Traditional wind turbine designs are HAWT. You know, not hot hawt, but HAWT like a Horizontal Axis Wind Turbine." A HAWT design is what you probably think of when you picture a wind turbine (it's the thing that looks like a big propeller on a stick), but the next generation designs may be all about the VAWT, not the HAWT.
The HAWT design is simple and straightforward, which is why we've been using it for so long, but there are other ways to harvest free (to us) energy from wind, including VAWT designs, or Vertical Axis Wind Turbines. VAWTs differ from HAWTs in that a VAWT spins around at the base, which is where all of the complicated and heavy stuff (like the generator and gearbox) are located. This makes them easier to service, easier to deploy and much cheaper to maintain. The other big advantage of a VAWT is that you don't have to point them into the wind: you just set them out and they start spinning, no matter which way the wind is blowing.

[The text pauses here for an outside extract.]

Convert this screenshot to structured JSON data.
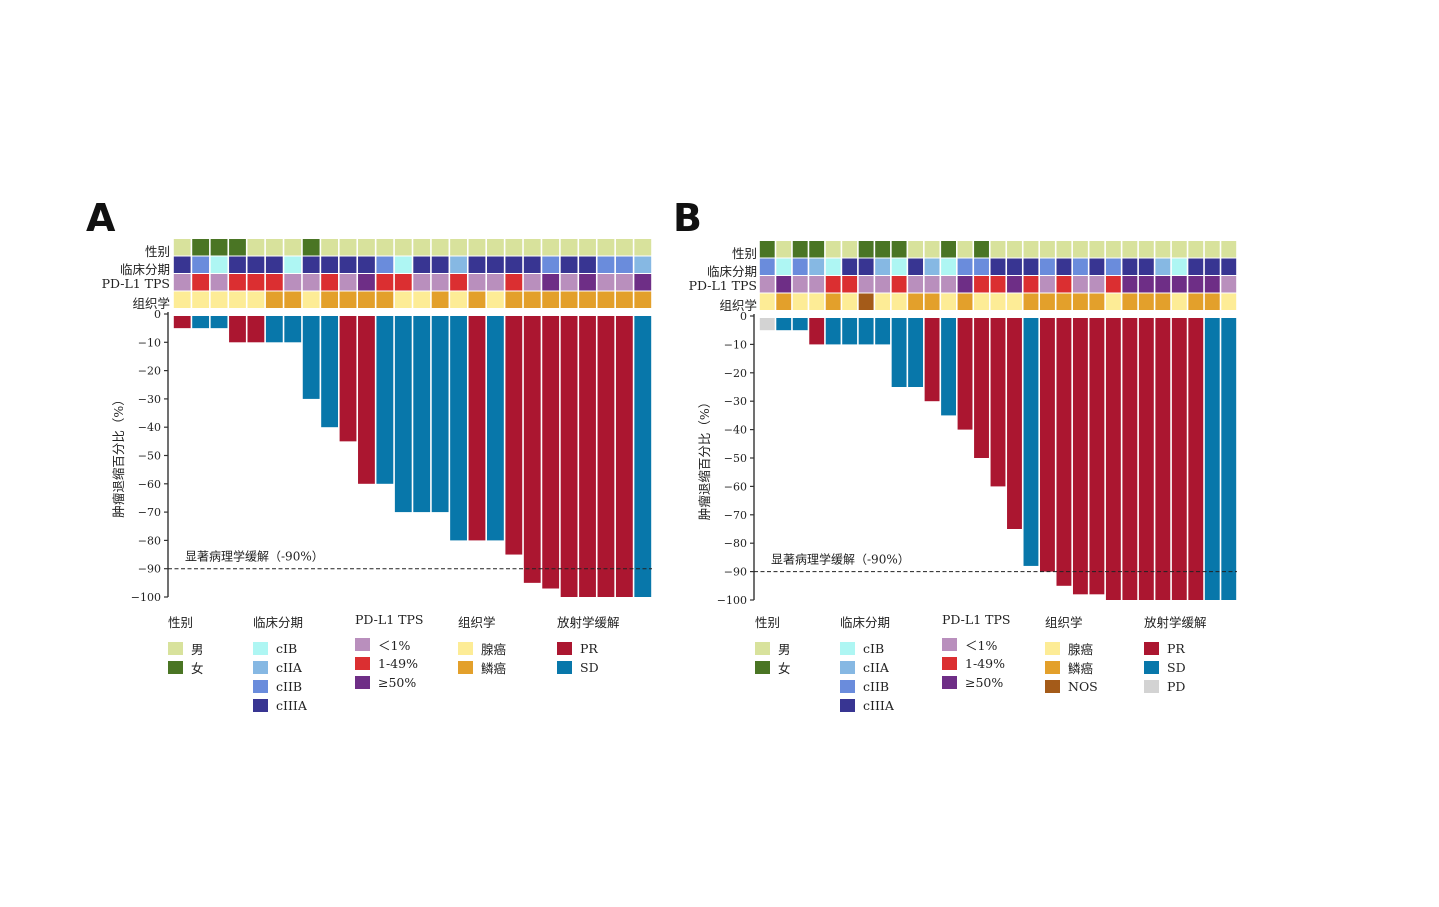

There are a wide variety of VAWTs, including Wind Power Limited's X turbine concept pictured above, but one of the simplest is the Darrieus design, as shown in the graphic below. Sandia National Labs has been modeling comparisons between VAWTs and the traditional HAWT designs to try and figure out which type of turbine makes the most sense to build as demand for power increases and turbines scale to absurdly large sizes as a result.
Sandia's research is only just beginning, but preliminary results suggest that while VAWTs offer substantial advantages, it's going to require some advances in materials science to make the huge curved blades that the most efficient VAWT designs require. However, as turbines scale up, blade costs become a smaller and smaller proportion of the overall cost, meaning that it's going to start to make sense to get away from the traditional horizontal designs in favor of something better and (most importantly) more futuristic looking.